Prince Lorenz pulled away so suddenly that Cin stumbled, and the prince grabbed him by both shoulders, staring at him in confusion.

“You were proposed to? You have— Are you— But we—” He seemed to be trying desperately to put together a puzzle that was making less and less sense to him with each moment, and Cin stopped him before he could twist himself into knots in the confusion.

“I’m not engaged, and she hadn’t been dating me,” he clarified. “Her husband died recently. I believe the idea was more of a business arrangement, but with the potential to grow into more.”

“Oh,” Prince Lorenz responded, still looking confused. He nodded slowly, and pulled Cin closer once more. “All right then.”

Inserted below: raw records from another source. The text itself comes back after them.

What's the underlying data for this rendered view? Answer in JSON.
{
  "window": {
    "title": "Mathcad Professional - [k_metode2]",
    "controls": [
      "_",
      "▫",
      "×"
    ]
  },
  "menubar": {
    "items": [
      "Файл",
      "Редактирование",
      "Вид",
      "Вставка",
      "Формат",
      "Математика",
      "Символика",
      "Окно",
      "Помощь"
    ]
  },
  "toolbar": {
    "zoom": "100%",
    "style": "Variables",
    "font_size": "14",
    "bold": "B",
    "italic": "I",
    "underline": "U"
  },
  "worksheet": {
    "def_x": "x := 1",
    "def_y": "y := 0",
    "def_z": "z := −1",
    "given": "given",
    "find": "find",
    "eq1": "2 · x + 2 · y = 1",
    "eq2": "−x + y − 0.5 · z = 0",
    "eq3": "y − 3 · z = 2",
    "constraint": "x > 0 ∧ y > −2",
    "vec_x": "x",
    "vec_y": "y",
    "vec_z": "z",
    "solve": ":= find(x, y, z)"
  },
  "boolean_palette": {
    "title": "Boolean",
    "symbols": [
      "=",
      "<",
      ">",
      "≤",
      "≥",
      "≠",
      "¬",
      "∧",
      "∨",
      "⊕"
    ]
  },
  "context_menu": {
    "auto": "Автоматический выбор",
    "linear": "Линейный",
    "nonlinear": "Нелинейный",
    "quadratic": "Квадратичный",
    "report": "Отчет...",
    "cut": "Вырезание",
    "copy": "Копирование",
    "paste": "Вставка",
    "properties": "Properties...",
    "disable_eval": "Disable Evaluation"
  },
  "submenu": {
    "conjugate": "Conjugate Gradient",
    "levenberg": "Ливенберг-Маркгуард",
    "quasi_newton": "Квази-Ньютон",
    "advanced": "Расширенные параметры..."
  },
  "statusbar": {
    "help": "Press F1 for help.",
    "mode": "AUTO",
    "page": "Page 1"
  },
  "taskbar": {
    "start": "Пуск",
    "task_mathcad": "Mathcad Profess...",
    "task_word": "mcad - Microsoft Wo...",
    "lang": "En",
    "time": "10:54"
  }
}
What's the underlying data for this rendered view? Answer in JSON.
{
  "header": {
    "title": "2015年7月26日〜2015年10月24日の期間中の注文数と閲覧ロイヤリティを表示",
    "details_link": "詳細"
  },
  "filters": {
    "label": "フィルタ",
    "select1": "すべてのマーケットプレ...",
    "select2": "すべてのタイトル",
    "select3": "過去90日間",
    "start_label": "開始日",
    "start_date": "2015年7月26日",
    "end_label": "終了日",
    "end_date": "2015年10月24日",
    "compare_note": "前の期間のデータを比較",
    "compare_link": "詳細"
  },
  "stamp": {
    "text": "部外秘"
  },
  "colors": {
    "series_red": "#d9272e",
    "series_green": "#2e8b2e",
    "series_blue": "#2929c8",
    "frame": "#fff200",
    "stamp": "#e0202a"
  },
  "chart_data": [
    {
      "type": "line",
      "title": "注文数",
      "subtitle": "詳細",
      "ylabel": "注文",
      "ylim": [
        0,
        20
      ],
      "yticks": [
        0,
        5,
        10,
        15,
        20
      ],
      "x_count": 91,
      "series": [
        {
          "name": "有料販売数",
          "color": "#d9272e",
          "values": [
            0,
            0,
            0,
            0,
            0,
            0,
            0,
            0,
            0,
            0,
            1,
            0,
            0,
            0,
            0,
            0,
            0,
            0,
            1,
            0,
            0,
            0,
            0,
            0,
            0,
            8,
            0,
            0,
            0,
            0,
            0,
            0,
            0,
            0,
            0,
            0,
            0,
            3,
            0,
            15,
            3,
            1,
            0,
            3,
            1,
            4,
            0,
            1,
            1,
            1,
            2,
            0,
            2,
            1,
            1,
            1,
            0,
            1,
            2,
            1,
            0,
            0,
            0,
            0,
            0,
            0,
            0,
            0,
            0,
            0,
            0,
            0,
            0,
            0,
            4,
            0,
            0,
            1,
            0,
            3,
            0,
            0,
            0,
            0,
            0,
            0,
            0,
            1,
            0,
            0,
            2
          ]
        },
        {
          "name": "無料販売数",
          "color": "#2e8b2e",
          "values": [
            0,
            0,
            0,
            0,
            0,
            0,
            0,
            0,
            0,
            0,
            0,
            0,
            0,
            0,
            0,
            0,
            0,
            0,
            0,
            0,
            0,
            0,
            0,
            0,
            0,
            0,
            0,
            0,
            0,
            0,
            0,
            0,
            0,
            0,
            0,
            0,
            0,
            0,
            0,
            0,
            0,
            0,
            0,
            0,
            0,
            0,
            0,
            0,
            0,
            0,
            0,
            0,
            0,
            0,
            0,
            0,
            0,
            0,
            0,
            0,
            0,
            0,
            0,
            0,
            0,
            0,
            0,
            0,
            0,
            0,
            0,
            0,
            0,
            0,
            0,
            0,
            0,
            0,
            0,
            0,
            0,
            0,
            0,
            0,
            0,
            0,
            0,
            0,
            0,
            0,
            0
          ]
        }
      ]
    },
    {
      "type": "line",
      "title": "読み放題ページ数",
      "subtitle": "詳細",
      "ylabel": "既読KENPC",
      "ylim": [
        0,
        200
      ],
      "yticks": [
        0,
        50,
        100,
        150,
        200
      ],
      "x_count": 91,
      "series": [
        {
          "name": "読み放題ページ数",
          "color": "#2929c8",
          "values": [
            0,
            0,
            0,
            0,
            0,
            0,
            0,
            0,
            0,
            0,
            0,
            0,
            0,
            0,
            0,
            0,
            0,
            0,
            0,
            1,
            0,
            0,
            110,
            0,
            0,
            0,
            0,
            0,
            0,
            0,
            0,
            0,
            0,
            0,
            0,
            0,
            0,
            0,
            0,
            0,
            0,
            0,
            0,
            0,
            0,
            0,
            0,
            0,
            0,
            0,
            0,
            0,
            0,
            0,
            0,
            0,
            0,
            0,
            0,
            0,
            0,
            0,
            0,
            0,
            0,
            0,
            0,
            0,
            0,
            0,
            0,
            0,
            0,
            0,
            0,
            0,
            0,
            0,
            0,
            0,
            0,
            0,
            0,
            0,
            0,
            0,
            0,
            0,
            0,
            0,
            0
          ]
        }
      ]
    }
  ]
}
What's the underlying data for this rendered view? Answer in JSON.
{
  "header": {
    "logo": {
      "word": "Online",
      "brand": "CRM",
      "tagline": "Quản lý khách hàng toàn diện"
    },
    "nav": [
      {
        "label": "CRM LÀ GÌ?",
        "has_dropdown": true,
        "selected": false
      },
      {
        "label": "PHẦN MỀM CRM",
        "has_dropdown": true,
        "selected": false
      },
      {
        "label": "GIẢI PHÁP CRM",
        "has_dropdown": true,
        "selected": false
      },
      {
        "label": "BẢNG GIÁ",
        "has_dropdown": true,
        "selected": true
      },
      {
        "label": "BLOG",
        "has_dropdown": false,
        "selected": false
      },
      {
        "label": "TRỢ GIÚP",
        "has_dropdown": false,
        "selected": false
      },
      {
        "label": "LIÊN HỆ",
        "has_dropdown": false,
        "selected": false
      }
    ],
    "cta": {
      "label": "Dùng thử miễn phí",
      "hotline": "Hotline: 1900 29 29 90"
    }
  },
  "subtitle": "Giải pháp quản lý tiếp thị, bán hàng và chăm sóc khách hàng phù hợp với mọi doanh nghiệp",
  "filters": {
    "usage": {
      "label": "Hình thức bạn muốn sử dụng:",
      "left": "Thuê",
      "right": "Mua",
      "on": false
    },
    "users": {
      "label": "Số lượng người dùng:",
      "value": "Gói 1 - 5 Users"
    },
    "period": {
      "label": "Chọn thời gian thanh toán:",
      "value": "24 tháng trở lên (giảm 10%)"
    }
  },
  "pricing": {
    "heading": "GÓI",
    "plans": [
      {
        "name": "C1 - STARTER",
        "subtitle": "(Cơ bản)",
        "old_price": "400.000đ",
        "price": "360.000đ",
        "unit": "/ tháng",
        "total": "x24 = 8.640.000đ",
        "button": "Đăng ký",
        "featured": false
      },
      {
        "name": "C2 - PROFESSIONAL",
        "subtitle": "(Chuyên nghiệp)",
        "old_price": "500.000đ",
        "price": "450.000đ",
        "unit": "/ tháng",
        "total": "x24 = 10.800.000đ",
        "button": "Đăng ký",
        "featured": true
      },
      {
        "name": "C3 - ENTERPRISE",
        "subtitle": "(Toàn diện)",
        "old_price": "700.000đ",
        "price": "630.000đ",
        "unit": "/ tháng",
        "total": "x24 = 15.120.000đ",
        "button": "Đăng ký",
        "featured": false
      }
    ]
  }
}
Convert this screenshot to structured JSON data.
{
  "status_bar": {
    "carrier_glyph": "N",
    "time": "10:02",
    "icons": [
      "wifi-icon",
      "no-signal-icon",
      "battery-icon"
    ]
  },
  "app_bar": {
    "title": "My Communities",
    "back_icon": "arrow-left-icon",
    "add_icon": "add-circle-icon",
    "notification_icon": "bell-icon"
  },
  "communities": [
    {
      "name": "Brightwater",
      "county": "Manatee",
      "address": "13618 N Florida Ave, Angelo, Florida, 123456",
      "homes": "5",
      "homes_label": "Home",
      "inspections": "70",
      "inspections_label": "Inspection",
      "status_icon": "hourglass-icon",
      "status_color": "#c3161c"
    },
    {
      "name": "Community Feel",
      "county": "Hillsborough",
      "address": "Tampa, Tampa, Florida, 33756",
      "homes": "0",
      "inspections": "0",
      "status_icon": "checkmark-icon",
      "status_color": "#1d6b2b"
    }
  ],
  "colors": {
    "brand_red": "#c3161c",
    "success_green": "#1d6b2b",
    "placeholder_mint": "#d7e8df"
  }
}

Cin narrowed his eyes at the prince. “Why? Do you think no one could possibly be in love with me?” It seemed simultaneously like the truth of the world and also a thing that Prince Lorenz was unlikely to think of anyone.

The prince snorted, and the edge of his lips quirked.

“I think it would be impossible for anyone to know you and not love you, if they were presently capable of the feeling.” He said it in such a way that seemed to imply he wasn’t, but Cin didn’t have time to press him about that before he continued, “I merely suspect you are not one to be in a serious relationship while letting the prince of the realm finger you in a dovecote. By which I mean, you would be just as terrible at orgies as I am.”

Cin felt himself flush. “I do think I might be made for one person at a time… if any.” He looked back out toward the distant gleam of the castle lights.

“I understand why you don’t want to marry.

How can anyone decide to end one life and begin a new, a new person, a new future, when they can’t know what will come of it?

What they’ll lose in the process?” He did not add, “what will fall apart the moment they’re gone from that old existence?

” But he felt it, just as strongly as the moment Dorthe had asked for his hand.

Prince Lorenz said nothing. He looked out toward the castle, his face unreadable in the starlight. Soon, the prince would have to accept a vow of partnership with someone whether he wanted to or not. And Cin’s life would go back to what it had been.

The ache that left in his heart was too unbearable to sit with.

He wrapped his arm through Prince Lorenz and tugged gently. “Where should we go now?”

The tiny pull seemed to drag the prince out of his stupor, and his expression transformed from darkness to light, grin sharp and eyes sparkling. “Can I see your home?”

Panic shot through Cin, and then he realized, with a dry humor, what did it matter?

The state of their home wouldn’t change the prince’s desire to suck on Cin’s lower lip or get off on the feel of Cin’s swollen nether regions. He wasn’t going to marry Cin, no matter how much money the Reinholz family had, or had lost.

“Why not?” Cin laughed. “I’ve seen yours.”

“Not all of it.” The prince smirked, and swept back up onto Cin’s mount, this time planting himself in the saddle. He reached a hand out to help Cin up.

Cin crossed his arms. “Do you know where you’re going?”

The prince only grinned wider. “You’ll tell me if I’m offtrack.”

“Now that’s cruel.” Cin took his hand.

Prince Lorenz pulled him up. “Reasonable, I’d say.”

As Cin wrapped his arms around the prince’s waist, pressing his face to the places the prince had done with him, he could only smile and hold on while they raced out of town.

There was surely no way this could go wrong.